An Analysis of the Features of Exemplar Texts

Although analyses of target words provide a view of what is taught or believed critical to teach, the representativeness of these words in relation to the entire corpus of words in texts also needs to be established if the vocabulary demands of texts are to be understood. To capture the nature of vocabulary in entire texts of the two text types, an exemplar was chosen from each program. The exemplars were the texts from which the two excerpts in Table 1 were taken. The ELA and the science text each came from the same place in its respective program—the third text of the third unit. For the ELA program, the text was How Night Came From the Sea: A Story From Brazil (Gerson, 1994) from Afflerbach et al. (2007). For the science text, the selection was “Why does matter have energy?” (Cooney et al., 2006). The former consisted of 1,250 words and the latter of 1,350 words.

Three features of the vocabulary within these two texts were of interest: (a) the ratio of different or unique words (also known as types in analyses of vocabulary) in relation to total words (typically referred to as tokens in vocabulary analyses), (b) the distribution of the unique and total words across different frequency groups, and (c) the number of repetitions of the targeted or assessed vocabulary within the texts. For the second feature, words were clustered into three groups based on the predictions of Zeno et al. (1995) for appearances of words per million words of text: (a) highly frequent words (appearances of 100 or more per million words), (b) moderately frequent words (appearances of 10–99 per million words), and (c) rare words (appearances of 9 or less per million words).

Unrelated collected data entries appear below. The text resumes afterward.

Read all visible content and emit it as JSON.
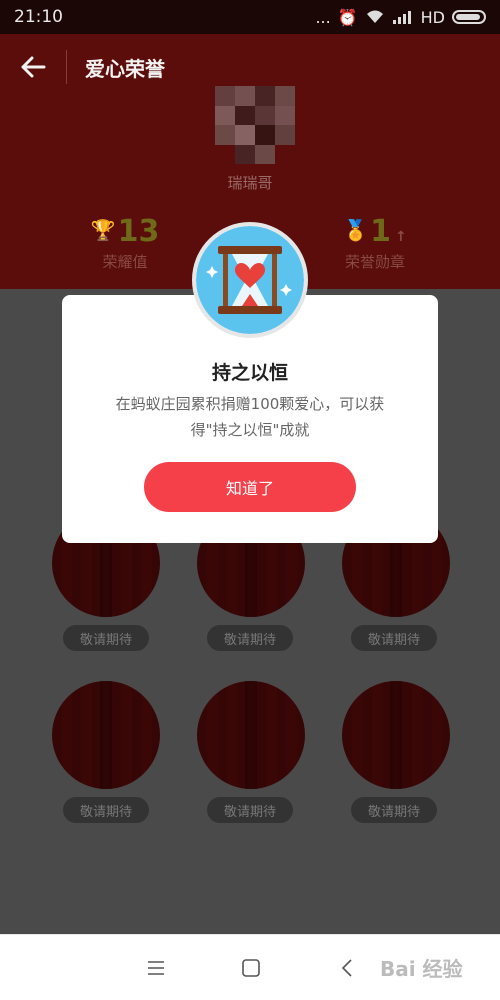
{
  "status": {
    "time": "21:10",
    "dots": "...",
    "network": "HD"
  },
  "header": {
    "title": "爱心荣誉",
    "username": "瑞瑞哥"
  },
  "stats": [
    {
      "value": "13",
      "label": "荣耀值"
    },
    {
      "value": "1",
      "label": "荣誉勋章",
      "trend": "↑"
    }
  ],
  "grid": {
    "pending_label": "敬请期待"
  },
  "modal": {
    "title": "持之以恒",
    "description": "在蚂蚁庄园累积捐赠100颗爱心，可以获得\"持之以恒\"成就",
    "button": "知道了"
  },
  "navbar": {
    "watermark": "Bai 经验"
  },
  "colors": {
    "accent": "#f5404a",
    "header_dim": "#5a0d0a",
    "overlay": "#4a4a4a"
  },
  "icons": [
    "back-arrow-icon",
    "trophy-icon",
    "medal-icon",
    "hourglass-heart-icon",
    "menu-icon",
    "home-icon",
    "back-nav-icon"
  ]
}
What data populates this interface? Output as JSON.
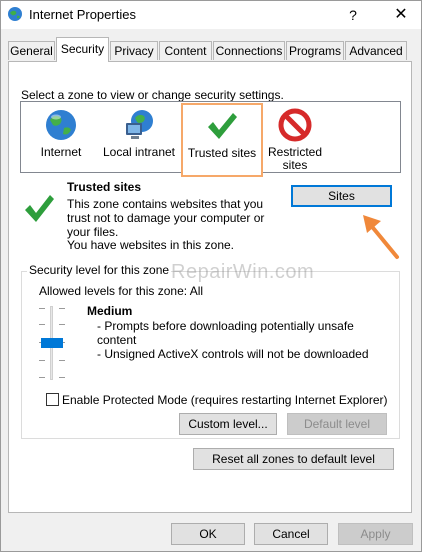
{
  "window": {
    "title": "Internet Properties",
    "help_glyph": "?",
    "close_glyph": "✕"
  },
  "tabs": [
    {
      "label": "General"
    },
    {
      "label": "Security"
    },
    {
      "label": "Privacy"
    },
    {
      "label": "Content"
    },
    {
      "label": "Connections"
    },
    {
      "label": "Programs"
    },
    {
      "label": "Advanced"
    }
  ],
  "active_tab": "Security",
  "zones_prompt": "Select a zone to view or change security settings.",
  "zones": [
    {
      "label": "Internet",
      "icon": "globe-icon"
    },
    {
      "label": "Local intranet",
      "icon": "network-computer-icon"
    },
    {
      "label": "Trusted sites",
      "icon": "green-check-icon"
    },
    {
      "label": "Restricted sites",
      "icon": "restricted-icon"
    }
  ],
  "selected_zone": "Trusted sites",
  "zone_info": {
    "title": "Trusted sites",
    "description": "This zone contains websites that you trust not to damage your computer or your files.",
    "note": "You have websites in this zone.",
    "sites_button": "Sites"
  },
  "security_level": {
    "group_label": "Security level for this zone",
    "allowed": "Allowed levels for this zone: All",
    "level_name": "Medium",
    "bullets": [
      "- Prompts before downloading potentially unsafe content",
      "- Unsigned ActiveX controls will not be downloaded"
    ],
    "slider_level_index": 1,
    "slider_levels": 5
  },
  "protected_mode": {
    "label": "Enable Protected Mode (requires restarting Internet Explorer)",
    "checked": false
  },
  "buttons": {
    "custom_level": "Custom level...",
    "default_level": "Default level",
    "reset_all": "Reset all zones to default level",
    "ok": "OK",
    "cancel": "Cancel",
    "apply": "Apply"
  },
  "watermark": "RepairWin.com",
  "colors": {
    "accent": "#0078d7",
    "selection_border": "#f6a869",
    "arrow": "#f0883a",
    "check_green": "#2e9e3c"
  }
}
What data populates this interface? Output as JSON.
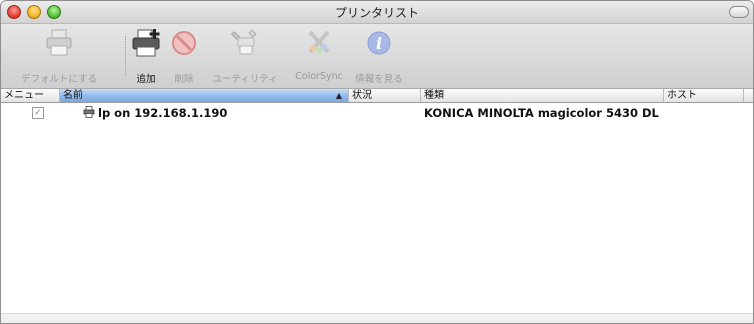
{
  "window": {
    "title": "プリンタリスト"
  },
  "toolbar": {
    "items": [
      {
        "label": "デフォルトにする",
        "icon": "printer-default-icon",
        "enabled": false
      },
      {
        "label": "追加",
        "icon": "add-printer-icon",
        "enabled": true
      },
      {
        "label": "削除",
        "icon": "delete-icon",
        "enabled": false
      },
      {
        "label": "ユーティリティ",
        "icon": "utility-icon",
        "enabled": false
      },
      {
        "label": "ColorSync",
        "icon": "colorsync-icon",
        "enabled": false
      },
      {
        "label": "情報を見る",
        "icon": "info-icon",
        "enabled": false
      }
    ]
  },
  "table": {
    "columns": [
      "メニュー",
      "名前",
      "状況",
      "種類",
      "ホスト"
    ],
    "sort_indicator": "▲",
    "rows": [
      {
        "in_menu": "✓",
        "name": "lp on 192.168.1.190",
        "status": "",
        "kind": "KONICA MINOLTA magicolor 5430 DL",
        "host": ""
      }
    ]
  },
  "colors": {
    "selected_column": "#8fb8e8",
    "disabled_text": "#9a9a9a"
  }
}
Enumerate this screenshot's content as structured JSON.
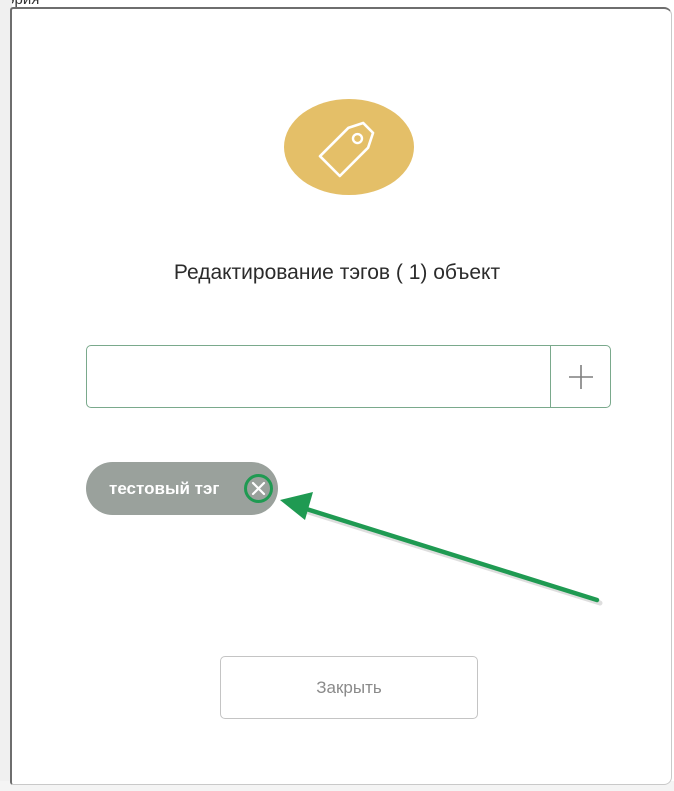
{
  "background": {
    "cut_text": "тэрия"
  },
  "dialog": {
    "icon": "tag-icon",
    "icon_circle_color": "#e4bf68",
    "title": "Редактирование тэгов ( 1) объект",
    "tag_input": {
      "value": "",
      "placeholder": ""
    },
    "add_button": {
      "icon": "plus-icon"
    },
    "tags": [
      {
        "label": "тестовый тэг",
        "remove_icon": "close-circle-icon"
      }
    ],
    "close_button_label": "Закрыть"
  },
  "annotation": {
    "type": "arrow",
    "color": "#1f9a52",
    "points_to": "tag-remove-button"
  }
}
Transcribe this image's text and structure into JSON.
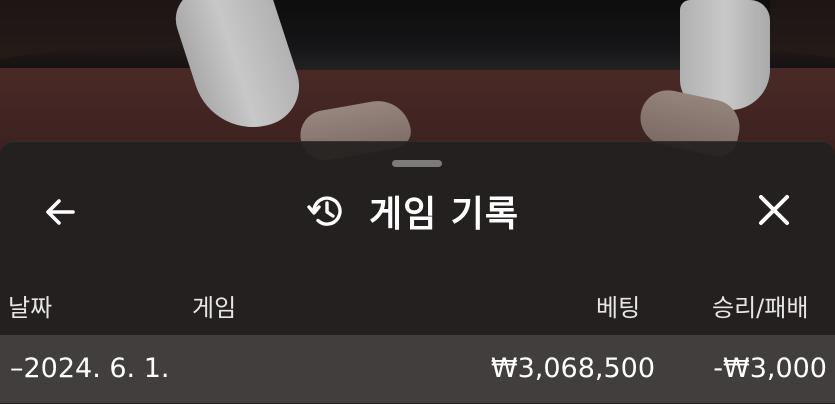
{
  "header": {
    "title": "게임 기록"
  },
  "icons": {
    "back": "arrow-left-icon",
    "history": "history-icon",
    "close": "close-icon"
  },
  "table": {
    "columns": [
      "날짜",
      "게임",
      "베팅",
      "승리/패배"
    ],
    "rows": [
      {
        "date": "–2024. 6. 1.",
        "game": "",
        "bet": "₩3,068,500",
        "result": "-₩3,000"
      }
    ]
  },
  "colors": {
    "panel": "#22201f",
    "row": "#464443",
    "text": "#ffffff"
  }
}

Results. Data summarized in Table 4 indicate that the ratio of unique to total words for the ELA and science exemplars was .33 and .26, respectively. The ELA text had substantially more unique words than the science text. The information in Table 4 also shows that twice as many of the unique words within the ELA text fell into the rare category than was the case with the science vocabulary. For readers to be proficient at reading the ELA text, they must have a considerably greater capacity to recognize unique words, either by already knowing the meaning of these words or by being able to extract the meanings from the context of the text.

Table 4
Distribution of Word Zones: Narrative and Informational Exemplars
Word ZonesNarrative TextInformational Text
 Total words (n=1,250)Unique words (n=410)Average # appearancesTotal words (n=1350)Unique words (n=328)Average # appearances
Rare (WZ 5, 6) .06 .15 1.2 .04 .03 5.4
Moderate (WZ3,4) .14 .24 1.8 .27 .16 6.6
High (WZ0-2) .79 .61 4.0 .69 .81 3.5

The number of appearances of words according to word zones is evident in Table 4. The patterns for words appearing with rare and moderate frequency differ substantially in the narrative and informational texts. Few of the rare words appeared more than once in the narrative text, while rare words in the informational texts appeared an average of five times. The pattern was the same for the words of moderate frequency, with substantially more appearances of these words in the informational than in the narrative texts. Within the informational text, students have the opportunity to become facile with the same word as it appears repeatedly in the text. For the narrative text, however, students must have the facility to understand many unique words that occur a single time in the text and that they are unlikely to have encountered in previous texts.

What Might These Differences in the Vocabularies of Narrative and Informational Texts Mean for Instruction?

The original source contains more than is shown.